Everything looked normal and the baby bird was growing more and more feathers and gaining weight. However, a few days later, we faced another big challenge. The chick was developing a spraddle leg because the floor of the nest we built for it was too slippery for the chick to grip, which causes the legs to slide to one side. As a result the chick’s legs muscles don’t develop properly because of the lack of traction. Again, we poured all our hopes into finding a guide to correct this problem before the chick grew more and the best method we found was using stuffing for pillows and toys and building a different nest where the baby bird could keep its legs in a straight position under its body. Problem solved!

A week later, our baby bird was completely full of feathers and developed the characteristic narrow black strip in her belly that told us she was a female great tit. At that point, she started jumping out of her nest and stretching her wings and we also started giving her live mealworms in combination of her favourite dog food. Soon she learned to fly and her favourite game was fly as high as she could to land on people’s heads, a bit scary if you weren’t expecting it!
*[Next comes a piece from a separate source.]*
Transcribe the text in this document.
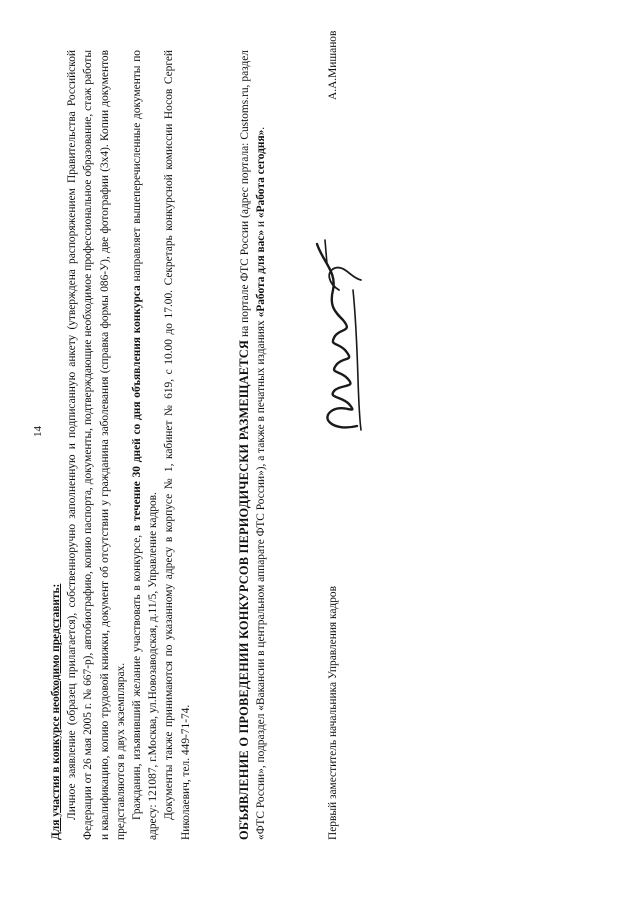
14

Для участия в конкурсе необходимо представить: Личное заявление (образец прилагается), собственноручно заполненную и подписанную анкету (утверждена распоряжением Правительства Российской Федерации от 26 мая 2005 г. № 667-р), автобиографию, копию паспорта, документы, подтверждающие необходимое профессиональное образование, стаж работы и квалификацию, копию трудовой книжки, документ об отсутствии у гражданина заболевания (справка формы 086-У), две фотографии (3х4). Копии документов представляются в двух экземплярах. Гражданин, изъявивший желание участвовать в конкурсе, в течение 30 дней со дня объявления конкурса направляет вышеперечисленные документы по адресу: 121087, г.Москва, ул.Новозаводская, д.11/5, Управление кадров. Документы также принимаются по указанному адресу в корпусе № 1, кабинет № 619, с 10.00 до 17.00. Секретарь конкурсной комиссии Носов Сергей Николаевич, тел. 449-71-74.	ОБЪЯВЛЕНИЕ О ПРОВЕДЕНИИ КОНКУРСОВ ПЕРИОДИЧЕСКИ РАЗМЕЩАЕТСЯ на портале ФТС России (адрес портала: Customs.ru, раздел «ФТС России», подраздел «Вакансии в центральном аппарате ФТС России»), а также в печатных изданиях «Работа для вас» и «Работа сегодня».

Первый заместитель начальника Управления кадров
А.А.Мишанов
Three weeks after her arrival, she was strong enough to attempt a soft release for a few hours every day. This is highly important for a wild bird because she needed to get used to smells and noises in her natural environment, how to communicate with other birds and identify possible predators. At first, she was a bit clumsy and broke a couple of feathers, but that is normal in fledglings when they jump from tree to tree. She grew new feathers and became an expert flying around and exploring the school garden. Last Wednesday 7th July, exactly four weeks after she arrived at Surbiton High School, she was completely released into the wild and joined a mixed flock of young birds. We can see them singing early in the morning next to the nursery. Mission accomplished!